2.2.4. Gelet op het voorgaande heeft verweerder de melding ten onrechte geaccepteerd. Het bestreden besluit dient derhalve te worden vernietigd. De overige beroepsgronden behoeven geen bespreking. Nu herroeping van het besluit van 19 februari 2004 de enige beslissing is die verweerder na vernietiging van het bestreden besluit kan nemen, ziet de Afdeling aanleiding om, met toepassing van artikel 8:72, vierde lid, van de Algemene wet bestuursrecht, dit besluit zelf voorziend te herroepen.
2.3. Verweerder dient op na te melden wijze in de proceskosten te worden veroordeeld.

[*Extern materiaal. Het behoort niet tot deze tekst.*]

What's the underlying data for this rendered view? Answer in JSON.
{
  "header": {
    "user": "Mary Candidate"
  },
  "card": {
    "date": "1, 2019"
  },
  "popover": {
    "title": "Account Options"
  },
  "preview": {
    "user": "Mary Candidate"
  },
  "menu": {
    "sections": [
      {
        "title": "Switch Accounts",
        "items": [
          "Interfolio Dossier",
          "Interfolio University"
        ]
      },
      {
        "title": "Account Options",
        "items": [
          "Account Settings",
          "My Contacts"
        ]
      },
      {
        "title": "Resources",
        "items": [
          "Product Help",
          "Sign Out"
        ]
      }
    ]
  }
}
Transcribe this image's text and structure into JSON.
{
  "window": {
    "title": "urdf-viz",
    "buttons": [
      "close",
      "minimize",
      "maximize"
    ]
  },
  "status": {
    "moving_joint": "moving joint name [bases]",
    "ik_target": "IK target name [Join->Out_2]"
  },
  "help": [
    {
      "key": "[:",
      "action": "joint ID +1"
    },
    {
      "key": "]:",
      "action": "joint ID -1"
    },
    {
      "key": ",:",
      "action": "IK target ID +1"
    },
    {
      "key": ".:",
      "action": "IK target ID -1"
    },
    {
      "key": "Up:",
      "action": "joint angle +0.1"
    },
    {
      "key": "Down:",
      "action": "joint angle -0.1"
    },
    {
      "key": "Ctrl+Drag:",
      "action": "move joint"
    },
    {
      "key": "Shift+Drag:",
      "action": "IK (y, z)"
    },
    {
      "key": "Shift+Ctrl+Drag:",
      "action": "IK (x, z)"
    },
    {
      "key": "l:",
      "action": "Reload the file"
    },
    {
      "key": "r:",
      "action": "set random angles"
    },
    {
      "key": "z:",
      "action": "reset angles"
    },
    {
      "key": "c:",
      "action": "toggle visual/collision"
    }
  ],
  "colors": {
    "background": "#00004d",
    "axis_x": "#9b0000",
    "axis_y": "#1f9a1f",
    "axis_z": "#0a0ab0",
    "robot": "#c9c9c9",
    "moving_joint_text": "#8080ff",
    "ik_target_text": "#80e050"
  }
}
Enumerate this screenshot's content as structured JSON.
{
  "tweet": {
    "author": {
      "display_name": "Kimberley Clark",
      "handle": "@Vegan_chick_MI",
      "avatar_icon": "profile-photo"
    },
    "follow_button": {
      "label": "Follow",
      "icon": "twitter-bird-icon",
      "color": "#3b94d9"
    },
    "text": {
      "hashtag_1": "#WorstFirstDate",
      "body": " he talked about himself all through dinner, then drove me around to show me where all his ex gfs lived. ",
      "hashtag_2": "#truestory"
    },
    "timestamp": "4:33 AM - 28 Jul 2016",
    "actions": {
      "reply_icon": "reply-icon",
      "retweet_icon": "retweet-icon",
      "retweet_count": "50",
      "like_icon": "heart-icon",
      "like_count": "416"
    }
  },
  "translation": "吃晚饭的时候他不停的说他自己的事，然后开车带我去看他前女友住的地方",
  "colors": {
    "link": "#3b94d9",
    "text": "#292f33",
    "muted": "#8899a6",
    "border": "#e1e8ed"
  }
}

De Afdeling bestuursrechtspraak van de Raad van State
Recht doende in naam der Koningin:
I. verklaart het beroep gegrond;
II. vernietigt het besluit van het college van burgemeester en wethouders van Meerssen van 16 september 2004;
III. herroept het besluit van het college van burgemeester en wethouders van Meerssen van 19 februari 2004;
IV. bepaalt dat deze uitspraak in de plaats treedt van het vernietigde besluit;
V. veroordeelt het college van burgemeester en wethouders van Meerssen tot vergoeding van bij appellante in verband met de behandeling van het beroep opgekomen proceskosten tot een bedrag van € 644,00 (zegge: zeshonderdvierenveertig euro), geheel toe te rekenen aan door een derde beroepsmatig verleende rechtsbijstand; het dient door de gemeente Meerssen aan appellante onder vermelding van het zaaknummer te worden betaald;
VI. gelast dat de gemeente Meerssen aan appellante het door haar voor de behandeling van het beroep betaalde griffierecht ten bedrage van € 273,00 (zegge: tweehonderddrieënzeventig euro) vergoedt.
Aldus vastgesteld door mr. J.R. Schaafsma, Lid van de enkelvoudige kamer, in tegenwoordigheid van mr. W. van Hardeveld, ambtenaar van Staat.